The Auld Alliance (Scots) (French: Vieille Alliance) was an alliance between the kingdoms of Scotland and France. It played a significant role in the relations between Scotland, France and England from its beginning in 1295 until the 1560 Treaty of Edinburgh. The alliance was renewed by all the French and Scottish monarchs of that period except for Louis XI. By the late 14th century, the renewal occurred regardless of whether either kingdom was involved in a conflict with England.
The alliance dates from the treaty signed by John Balliol and Philip IV of France in 1295 against Edward I of England. The terms of the treaty stipulated that if either country was attacked by England, the other country would invade English territory, as became evident at the Battle of Flodden Field, 1513. The alliance played an important role in conflicts between both countries and England, such as the Wars of Scottish Independence, the Hundred Years’ War, the War of the League of Cambrai and the Rough Wooing.
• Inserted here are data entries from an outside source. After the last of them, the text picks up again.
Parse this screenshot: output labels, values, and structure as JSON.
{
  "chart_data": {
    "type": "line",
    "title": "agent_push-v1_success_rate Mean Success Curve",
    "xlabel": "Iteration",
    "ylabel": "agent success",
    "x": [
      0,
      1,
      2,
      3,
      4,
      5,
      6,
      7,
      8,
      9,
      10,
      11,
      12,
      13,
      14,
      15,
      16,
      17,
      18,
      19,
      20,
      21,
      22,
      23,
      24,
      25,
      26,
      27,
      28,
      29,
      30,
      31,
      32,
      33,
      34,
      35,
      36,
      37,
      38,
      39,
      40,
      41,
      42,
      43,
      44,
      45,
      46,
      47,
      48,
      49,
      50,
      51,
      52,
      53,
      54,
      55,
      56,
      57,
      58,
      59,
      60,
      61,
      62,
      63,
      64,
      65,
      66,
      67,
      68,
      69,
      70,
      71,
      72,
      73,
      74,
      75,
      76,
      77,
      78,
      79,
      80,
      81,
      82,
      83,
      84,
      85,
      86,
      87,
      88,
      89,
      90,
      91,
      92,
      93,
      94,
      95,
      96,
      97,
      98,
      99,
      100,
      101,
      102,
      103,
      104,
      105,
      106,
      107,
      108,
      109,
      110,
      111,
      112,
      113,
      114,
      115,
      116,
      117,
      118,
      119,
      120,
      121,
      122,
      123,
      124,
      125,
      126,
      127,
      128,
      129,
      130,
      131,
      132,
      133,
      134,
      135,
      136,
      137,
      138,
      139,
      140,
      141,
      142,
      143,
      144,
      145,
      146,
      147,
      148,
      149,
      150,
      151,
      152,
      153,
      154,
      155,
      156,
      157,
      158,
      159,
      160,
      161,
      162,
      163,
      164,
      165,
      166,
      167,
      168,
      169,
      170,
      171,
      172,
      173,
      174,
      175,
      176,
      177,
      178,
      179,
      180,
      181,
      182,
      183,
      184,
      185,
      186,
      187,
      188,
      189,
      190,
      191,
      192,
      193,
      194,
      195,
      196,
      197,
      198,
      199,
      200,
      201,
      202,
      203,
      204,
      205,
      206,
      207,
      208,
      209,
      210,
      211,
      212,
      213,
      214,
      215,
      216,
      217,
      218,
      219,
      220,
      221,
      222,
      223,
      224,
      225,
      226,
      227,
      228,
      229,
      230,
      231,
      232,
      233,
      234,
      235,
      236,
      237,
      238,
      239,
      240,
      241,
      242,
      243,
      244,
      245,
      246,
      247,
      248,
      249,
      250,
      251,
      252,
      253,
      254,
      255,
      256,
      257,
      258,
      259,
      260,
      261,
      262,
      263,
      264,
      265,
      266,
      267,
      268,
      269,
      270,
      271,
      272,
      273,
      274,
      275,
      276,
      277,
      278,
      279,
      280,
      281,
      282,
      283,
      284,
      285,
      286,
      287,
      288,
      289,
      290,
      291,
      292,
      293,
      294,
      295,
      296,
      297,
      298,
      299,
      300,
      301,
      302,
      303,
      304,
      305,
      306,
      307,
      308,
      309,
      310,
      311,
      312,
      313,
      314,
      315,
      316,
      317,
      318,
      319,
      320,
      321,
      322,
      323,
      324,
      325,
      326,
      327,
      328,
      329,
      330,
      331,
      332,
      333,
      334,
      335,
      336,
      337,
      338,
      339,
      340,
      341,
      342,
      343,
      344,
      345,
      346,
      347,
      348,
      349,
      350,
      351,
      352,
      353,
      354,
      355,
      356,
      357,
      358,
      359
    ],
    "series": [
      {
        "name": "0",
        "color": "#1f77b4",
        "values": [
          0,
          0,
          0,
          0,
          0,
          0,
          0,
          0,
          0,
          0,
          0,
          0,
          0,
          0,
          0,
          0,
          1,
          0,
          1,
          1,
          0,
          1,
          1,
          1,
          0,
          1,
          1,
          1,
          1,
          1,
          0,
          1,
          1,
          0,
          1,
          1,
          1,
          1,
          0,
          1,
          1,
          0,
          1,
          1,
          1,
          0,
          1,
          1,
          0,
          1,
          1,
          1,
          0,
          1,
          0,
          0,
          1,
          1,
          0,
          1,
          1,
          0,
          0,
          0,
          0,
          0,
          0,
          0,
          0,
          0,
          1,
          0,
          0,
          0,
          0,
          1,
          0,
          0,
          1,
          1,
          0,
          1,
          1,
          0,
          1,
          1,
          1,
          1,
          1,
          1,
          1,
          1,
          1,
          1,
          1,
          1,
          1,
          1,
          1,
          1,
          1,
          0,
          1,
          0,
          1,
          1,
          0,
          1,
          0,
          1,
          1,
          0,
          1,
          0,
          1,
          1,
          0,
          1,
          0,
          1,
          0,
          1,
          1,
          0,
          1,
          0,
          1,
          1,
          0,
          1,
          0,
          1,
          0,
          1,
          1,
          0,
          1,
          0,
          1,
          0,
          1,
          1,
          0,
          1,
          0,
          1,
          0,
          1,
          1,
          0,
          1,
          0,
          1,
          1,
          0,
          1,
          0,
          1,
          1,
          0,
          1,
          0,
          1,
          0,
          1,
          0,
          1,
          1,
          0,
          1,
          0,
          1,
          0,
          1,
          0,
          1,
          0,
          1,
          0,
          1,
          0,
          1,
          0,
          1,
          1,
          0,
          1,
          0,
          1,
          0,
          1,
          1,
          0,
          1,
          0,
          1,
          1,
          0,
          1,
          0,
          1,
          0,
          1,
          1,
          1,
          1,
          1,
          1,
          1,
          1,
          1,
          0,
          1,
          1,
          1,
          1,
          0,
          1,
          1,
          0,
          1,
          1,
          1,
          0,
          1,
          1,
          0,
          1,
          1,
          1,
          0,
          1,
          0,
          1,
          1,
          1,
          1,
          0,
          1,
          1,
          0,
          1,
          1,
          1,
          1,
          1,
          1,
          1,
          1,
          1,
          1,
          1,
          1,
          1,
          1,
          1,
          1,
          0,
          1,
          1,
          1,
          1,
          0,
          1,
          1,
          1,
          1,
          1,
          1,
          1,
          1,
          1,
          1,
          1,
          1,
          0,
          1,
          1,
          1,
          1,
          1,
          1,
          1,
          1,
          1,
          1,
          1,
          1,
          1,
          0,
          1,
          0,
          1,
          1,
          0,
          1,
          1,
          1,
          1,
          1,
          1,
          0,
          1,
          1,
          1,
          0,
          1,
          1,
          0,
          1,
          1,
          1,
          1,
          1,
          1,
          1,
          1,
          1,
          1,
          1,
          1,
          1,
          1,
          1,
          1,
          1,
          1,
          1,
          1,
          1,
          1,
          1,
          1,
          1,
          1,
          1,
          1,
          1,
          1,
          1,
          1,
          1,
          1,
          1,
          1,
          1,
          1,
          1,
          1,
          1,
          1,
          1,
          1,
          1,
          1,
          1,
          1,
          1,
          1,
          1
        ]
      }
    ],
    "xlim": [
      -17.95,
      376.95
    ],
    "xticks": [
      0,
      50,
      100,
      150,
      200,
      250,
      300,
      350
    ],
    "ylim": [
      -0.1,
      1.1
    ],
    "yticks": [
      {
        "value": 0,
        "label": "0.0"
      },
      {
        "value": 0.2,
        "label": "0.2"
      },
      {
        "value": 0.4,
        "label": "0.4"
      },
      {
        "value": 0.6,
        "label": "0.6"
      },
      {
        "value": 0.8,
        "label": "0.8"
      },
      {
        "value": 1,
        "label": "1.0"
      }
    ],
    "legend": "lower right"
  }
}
French and Scottish forces together won against the English at the Battle of Baugé in 1421. As it marked the turning point of the Hundred Years War, the significance of this battle was great. However, their victory was a short-lived one: at Verneuil in 1424, the Scots army was defeated. Despite this defeat, the Scots had given France a valuable breathing space, effectively saving the country from English domination.
In addition, in 1429 Scots came to the aid of Joan of Arc in her famous relief of Orléans. Scottish soldiers also served in the Garde Écossaise, the loyal bodyguard of the French monarchy. Many Scottish mercenaries chose to settle in France. Some were granted lands and titles in France. In the 15th and 16th centuries, they became naturalised French subjects.
In a speech which he delivered in Edinburgh in June 1942, Charles de Gaulle described the alliance between Scotland and France as “the oldest alliance in the world”. He also declared that:
In every combat where for five centuries the destiny of France was at stake, there were always men of Scotland to fight side by side with men of France, and what Frenchmen feel is that no people has ever been more generous than yours with its friendship.
In 1995, celebrations were held in both countries for the 700th anniversary of the beginning of the alliance.
In 2011, British historian Dr Siobhan Talbott published the result of her research on this matter and concluded accordingly that the Auld Alliance is actually unrevoked after all.